A sign of the amicable relations: One FDA official leading the current round of prescription-drug user-fee negotiations left the agency in April of this year, according to her LinkedIn profile, to become vice president of science and regulatory affairs at BIO — one of the industry groups she’d just been negotiating with. The former FDA official, Khushboo Sharma, participated in a user-fee negotiation meeting with BIO and other industry representatives as recently as Feb. 12, according to meeting summaries posted by the agency. “That is obviously an outrageous situation and clearly undermines the integrity” of the process, says Diana Zuckerman, president of the National Center for Health Research, a nonprofit think tank.
Asked for comment, the FDA sent a link to its post-employment restrictions, which say in part that current employees who have begun seeking employment outside the federal government must immediately recuse from certain matters that affect “the discrete industry, economic sector, or other defined class of organizations in which the prospective employer operates.” BIO didn’t respond to a request for comment. Sharma says that she worked with FDA ethics officials “to ensure I was recusing myself from all appropriate activities. I started seeking post-employment opportunities after negotiations had concluded.”
When the agency’s position does conflict with an industry’s, the FDA “is not going to come out on top,” says Lisa McGiffert, a patient-safety advocate at the nonprofit Patient Safety Action Network. Given the industry’s track record of snagging many items on its wish list, some observers are concerned that the current round of negotiations could chip away at FDA standards for approving new drugs. One issue: the use of “real-world data,” which can come from insurance claims, medical records, disease registries and other sources beyond the bounds of clinical trials. In an August 2020 letter to the FDA about user-fee reauthorization, PhRMA said that real-world data and evidence “may, in some circumstances, be adequate on their own to satisfy the substantial evidence criteria for demonstrating effectiveness” of drugs.
That doesn’t sit well with some experts on real-world data. “A lot of folks in the industry, I worry, see this as a cheaper way to bring products to market, because clinical trials are expensive,” says Dr. Joseph Ross, a Yale School of Medicine professor of medicine and of public health. “Even if you’re using real-world data, it should still be in the context of a clinical trial.”

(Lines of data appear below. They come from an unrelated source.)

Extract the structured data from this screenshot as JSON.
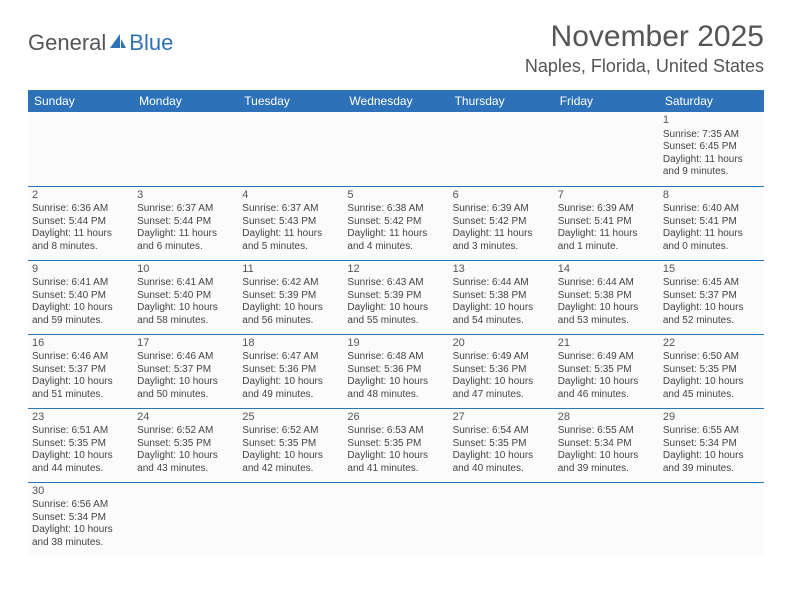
{
  "logo": {
    "part1": "General",
    "part2": "Blue"
  },
  "header": {
    "month_year": "November 2025",
    "location": "Naples, Florida, United States"
  },
  "colors": {
    "header_bg": "#2d72b8",
    "header_text": "#ffffff",
    "cell_border": "#2d72b8",
    "text": "#444444"
  },
  "weekdays": [
    "Sunday",
    "Monday",
    "Tuesday",
    "Wednesday",
    "Thursday",
    "Friday",
    "Saturday"
  ],
  "weeks": [
    [
      null,
      null,
      null,
      null,
      null,
      null,
      {
        "n": "1",
        "sr": "Sunrise: 7:35 AM",
        "ss": "Sunset: 6:45 PM",
        "d1": "Daylight: 11 hours",
        "d2": "and 9 minutes."
      }
    ],
    [
      {
        "n": "2",
        "sr": "Sunrise: 6:36 AM",
        "ss": "Sunset: 5:44 PM",
        "d1": "Daylight: 11 hours",
        "d2": "and 8 minutes."
      },
      {
        "n": "3",
        "sr": "Sunrise: 6:37 AM",
        "ss": "Sunset: 5:44 PM",
        "d1": "Daylight: 11 hours",
        "d2": "and 6 minutes."
      },
      {
        "n": "4",
        "sr": "Sunrise: 6:37 AM",
        "ss": "Sunset: 5:43 PM",
        "d1": "Daylight: 11 hours",
        "d2": "and 5 minutes."
      },
      {
        "n": "5",
        "sr": "Sunrise: 6:38 AM",
        "ss": "Sunset: 5:42 PM",
        "d1": "Daylight: 11 hours",
        "d2": "and 4 minutes."
      },
      {
        "n": "6",
        "sr": "Sunrise: 6:39 AM",
        "ss": "Sunset: 5:42 PM",
        "d1": "Daylight: 11 hours",
        "d2": "and 3 minutes."
      },
      {
        "n": "7",
        "sr": "Sunrise: 6:39 AM",
        "ss": "Sunset: 5:41 PM",
        "d1": "Daylight: 11 hours",
        "d2": "and 1 minute."
      },
      {
        "n": "8",
        "sr": "Sunrise: 6:40 AM",
        "ss": "Sunset: 5:41 PM",
        "d1": "Daylight: 11 hours",
        "d2": "and 0 minutes."
      }
    ],
    [
      {
        "n": "9",
        "sr": "Sunrise: 6:41 AM",
        "ss": "Sunset: 5:40 PM",
        "d1": "Daylight: 10 hours",
        "d2": "and 59 minutes."
      },
      {
        "n": "10",
        "sr": "Sunrise: 6:41 AM",
        "ss": "Sunset: 5:40 PM",
        "d1": "Daylight: 10 hours",
        "d2": "and 58 minutes."
      },
      {
        "n": "11",
        "sr": "Sunrise: 6:42 AM",
        "ss": "Sunset: 5:39 PM",
        "d1": "Daylight: 10 hours",
        "d2": "and 56 minutes."
      },
      {
        "n": "12",
        "sr": "Sunrise: 6:43 AM",
        "ss": "Sunset: 5:39 PM",
        "d1": "Daylight: 10 hours",
        "d2": "and 55 minutes."
      },
      {
        "n": "13",
        "sr": "Sunrise: 6:44 AM",
        "ss": "Sunset: 5:38 PM",
        "d1": "Daylight: 10 hours",
        "d2": "and 54 minutes."
      },
      {
        "n": "14",
        "sr": "Sunrise: 6:44 AM",
        "ss": "Sunset: 5:38 PM",
        "d1": "Daylight: 10 hours",
        "d2": "and 53 minutes."
      },
      {
        "n": "15",
        "sr": "Sunrise: 6:45 AM",
        "ss": "Sunset: 5:37 PM",
        "d1": "Daylight: 10 hours",
        "d2": "and 52 minutes."
      }
    ],
    [
      {
        "n": "16",
        "sr": "Sunrise: 6:46 AM",
        "ss": "Sunset: 5:37 PM",
        "d1": "Daylight: 10 hours",
        "d2": "and 51 minutes."
      },
      {
        "n": "17",
        "sr": "Sunrise: 6:46 AM",
        "ss": "Sunset: 5:37 PM",
        "d1": "Daylight: 10 hours",
        "d2": "and 50 minutes."
      },
      {
        "n": "18",
        "sr": "Sunrise: 6:47 AM",
        "ss": "Sunset: 5:36 PM",
        "d1": "Daylight: 10 hours",
        "d2": "and 49 minutes."
      },
      {
        "n": "19",
        "sr": "Sunrise: 6:48 AM",
        "ss": "Sunset: 5:36 PM",
        "d1": "Daylight: 10 hours",
        "d2": "and 48 minutes."
      },
      {
        "n": "20",
        "sr": "Sunrise: 6:49 AM",
        "ss": "Sunset: 5:36 PM",
        "d1": "Daylight: 10 hours",
        "d2": "and 47 minutes."
      },
      {
        "n": "21",
        "sr": "Sunrise: 6:49 AM",
        "ss": "Sunset: 5:35 PM",
        "d1": "Daylight: 10 hours",
        "d2": "and 46 minutes."
      },
      {
        "n": "22",
        "sr": "Sunrise: 6:50 AM",
        "ss": "Sunset: 5:35 PM",
        "d1": "Daylight: 10 hours",
        "d2": "and 45 minutes."
      }
    ],
    [
      {
        "n": "23",
        "sr": "Sunrise: 6:51 AM",
        "ss": "Sunset: 5:35 PM",
        "d1": "Daylight: 10 hours",
        "d2": "and 44 minutes."
      },
      {
        "n": "24",
        "sr": "Sunrise: 6:52 AM",
        "ss": "Sunset: 5:35 PM",
        "d1": "Daylight: 10 hours",
        "d2": "and 43 minutes."
      },
      {
        "n": "25",
        "sr": "Sunrise: 6:52 AM",
        "ss": "Sunset: 5:35 PM",
        "d1": "Daylight: 10 hours",
        "d2": "and 42 minutes."
      },
      {
        "n": "26",
        "sr": "Sunrise: 6:53 AM",
        "ss": "Sunset: 5:35 PM",
        "d1": "Daylight: 10 hours",
        "d2": "and 41 minutes."
      },
      {
        "n": "27",
        "sr": "Sunrise: 6:54 AM",
        "ss": "Sunset: 5:35 PM",
        "d1": "Daylight: 10 hours",
        "d2": "and 40 minutes."
      },
      {
        "n": "28",
        "sr": "Sunrise: 6:55 AM",
        "ss": "Sunset: 5:34 PM",
        "d1": "Daylight: 10 hours",
        "d2": "and 39 minutes."
      },
      {
        "n": "29",
        "sr": "Sunrise: 6:55 AM",
        "ss": "Sunset: 5:34 PM",
        "d1": "Daylight: 10 hours",
        "d2": "and 39 minutes."
      }
    ],
    [
      {
        "n": "30",
        "sr": "Sunrise: 6:56 AM",
        "ss": "Sunset: 5:34 PM",
        "d1": "Daylight: 10 hours",
        "d2": "and 38 minutes."
      },
      null,
      null,
      null,
      null,
      null,
      null
    ]
  ]
}
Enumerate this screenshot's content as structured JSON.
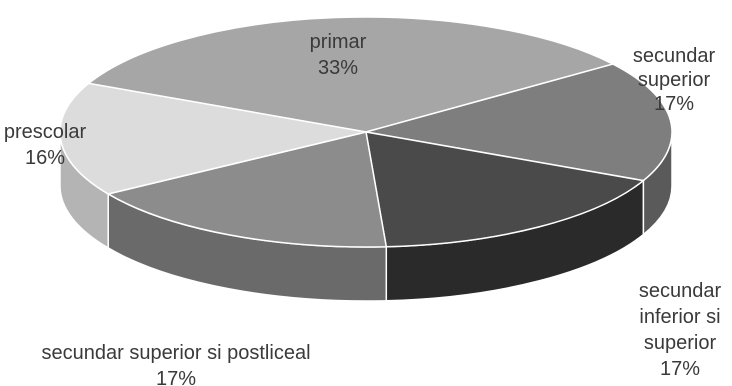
{
  "chart_data": {
    "type": "pie",
    "style": "3d",
    "start_angle_deg": -155,
    "title": "",
    "slices": [
      {
        "label": "primar",
        "value": 33,
        "value_label": "33%",
        "top_color": "#a6a6a6",
        "side_color": "#8a8a8a",
        "label_lines": [
          "primar",
          "33%"
        ]
      },
      {
        "label": "secundar superior",
        "value": 17,
        "value_label": "17%",
        "top_color": "#7e7e7e",
        "side_color": "#5a5a5a",
        "label_lines": [
          "secundar",
          "superior",
          "17%"
        ]
      },
      {
        "label": "secundar inferior si superior",
        "value": 17,
        "value_label": "17%",
        "top_color": "#4a4a4a",
        "side_color": "#2a2a2a",
        "label_lines": [
          "secundar",
          "inferior si",
          "superior",
          "17%"
        ]
      },
      {
        "label": "secundar superior si postliceal",
        "value": 17,
        "value_label": "17%",
        "top_color": "#8c8c8c",
        "side_color": "#6a6a6a",
        "label_lines": [
          "secundar superior si postliceal",
          "17%"
        ]
      },
      {
        "label": "prescolar",
        "value": 16,
        "value_label": "16%",
        "top_color": "#dcdcdc",
        "side_color": "#b4b4b4",
        "label_lines": [
          "prescolar",
          "16%"
        ]
      }
    ]
  }
}
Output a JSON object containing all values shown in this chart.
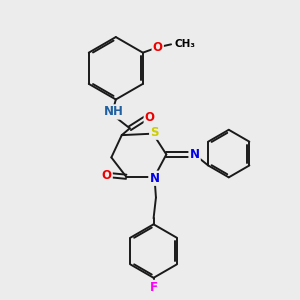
{
  "bg_color": "#ececec",
  "bond_color": "#1a1a1a",
  "atom_colors": {
    "N": "#0000ee",
    "O": "#ee0000",
    "S": "#cccc00",
    "F": "#ff00ff",
    "NH": "#2060a0",
    "C": "#1a1a1a"
  },
  "lw": 1.4,
  "fs": 8.5
}
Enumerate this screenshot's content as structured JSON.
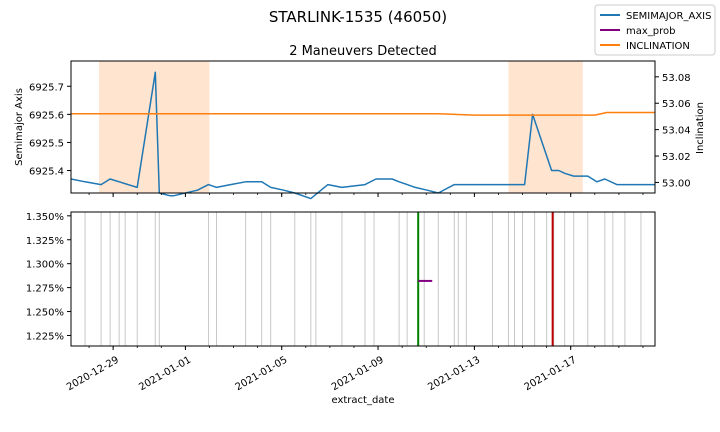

Theoretically, lawmakers could strike a better balance between industry goals and public health considerations when the user-fee agreements are sent to Congress for reauthorization next year, observers say. But “in each previous reauthorization, Congress has accepted unchanged the terms and conditions as negotiated between FDA and the industry,” according to a February report from the Congressional Research Service. The user-fee reauthorization, considered must-pass legislation, also gives the politically powerful pharmaceutical and medical-device industries an opportunity to lobby for other add-on provisions. The 2012 law reauthorizing user fees also expanded the scope of the fast-track designation and accelerated approval, two approaches that can help speed new drugs to market.
This time around, Congress should have hearings on prescription-drug and medical-device user fees and take a close look at the reauthorization process as well as any language related to drug and device clearance and approval standards and review timelines, which will likely be industry-friendly, says Michael Abrams, health researcher at Public Citizen. Lawmakers need to consider what they care about most, he says. “Is it Big Pharma or the American public?”